Table 1 shows the response time of eWay and Paypal payment services as measured in different geographical locations over the monitored period 20^th to 28^th August 2016. The table shows that the response time of the eWay service is better (in most cases less than half) than the response time of the PayPal service, while the availability of both services is approximately the same. Both response time and availability are influenced by two major factors: provider QoS characteristics and the reliability of the network connection. In order to optimize the consumer side QoS characteristics it is important to identify which of these factors plays a dominant role. If network connectivity is the dominant factor that impacts on service quality, then using the RFT fault tolerance strategy described in Sect. 3.1 above may improve consumer side QoS, but only for situations characterized by short-term outages or latency fluctuations. When network connectivity suffers from long-term outages, the solution may involve migrating the service to a different cloud infrastructure in a different geographical location. However, if network connectivity is not a dominant factor and QoS degradation is caused by provider related issues, then RBFT and DFST fault tolerant strategies may provide a solution by substituting alternative services at runtime.
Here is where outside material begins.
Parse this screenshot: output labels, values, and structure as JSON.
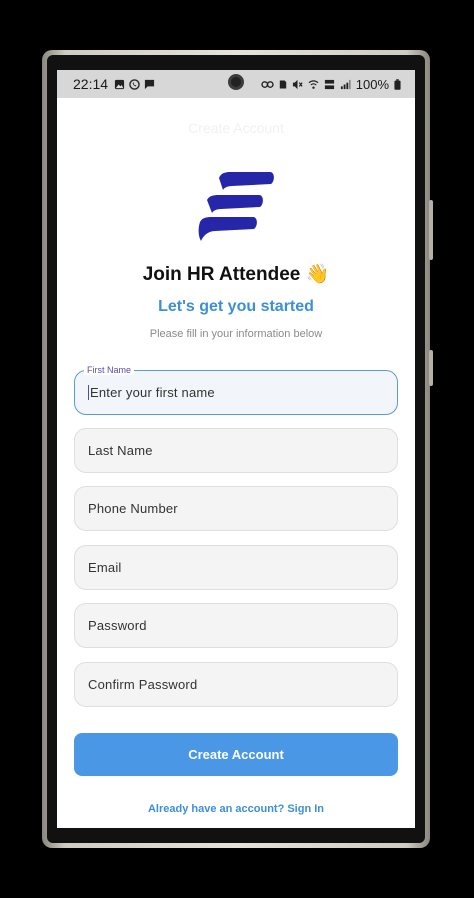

In order to differentiate between network connectivity and cloud service provider issues we analyse the level of dependence between QoS parameters for the two payment services (eWay and PayPal) at each location by calculating the correlation coefficient for response time and availability. High level of dependence indicates that both payment services fail or suffer from increased response time at the same time, identifying network connectivity as the main source of the problem. Low levels of correlation indicate independent modes of failure for the two payment services, pointing to the service provider as the cause of QoS fluctuations.

Table 1. QoS data for eWay and PayPal payment services

Table 2 shows the values of correlation coefficients of eWay and PayPal payment services calculated for different locations. The correlation coefficient \( C_{{(T_{e} ,T_{p} )}} \) [18] of response time between eWay and PayPal services is calculated as:

$$ C_{{(T_{e} ,T_{p} )}} = \frac{{\sum {(T_{e} - \overline{{T_{e} }} )(T_{p} - \overline{{T_{p} }} )} }}{{\sqrt {\sum {(T_{e} - \overline{{T_{e} }} )^{2} \sum {(T_{p} - \overline{{T_{p} }} )^{2} } } } }} $$

(7)

where \( T_{e} \) is response time for eWay transaction, \( T_{p} \) is the response time for a concurrent PayPal transaction, \( \overline{{T_{e} }} \) is the average response time of the eWay service and \( \overline{{T_{p} }} \) is the average response time of the PayPal service. The correlation coefficient \( C_{{(T_{e} ,T_{p} )}} \) for the availability of eWay and PayPal is calculated as:

$$ C_{{(A_{e} ,A_{p} )}} = \frac{{\sum {(A_{e} - \overline{{A_{e} }} )(A_{p} - \overline{{A_{p} }} )} }}{{\sqrt {\sum {(A_{e} - \overline{{A_{e} }} )^{2} } \sum {(A_{p} - \overline{{A_{p} }} )^{2} } } }} $$

(8)

where \( A_{e} \) is average availability of the eWay service, \( A_{p} \) is average availability of the PayPal service computed for one hour, \( \overline{{A_{e} }} \) is the average availability of eWay service during the monitoring period, and \( \overline{{A_{p} }} \) is the average availability of PayPal service during monitoring period.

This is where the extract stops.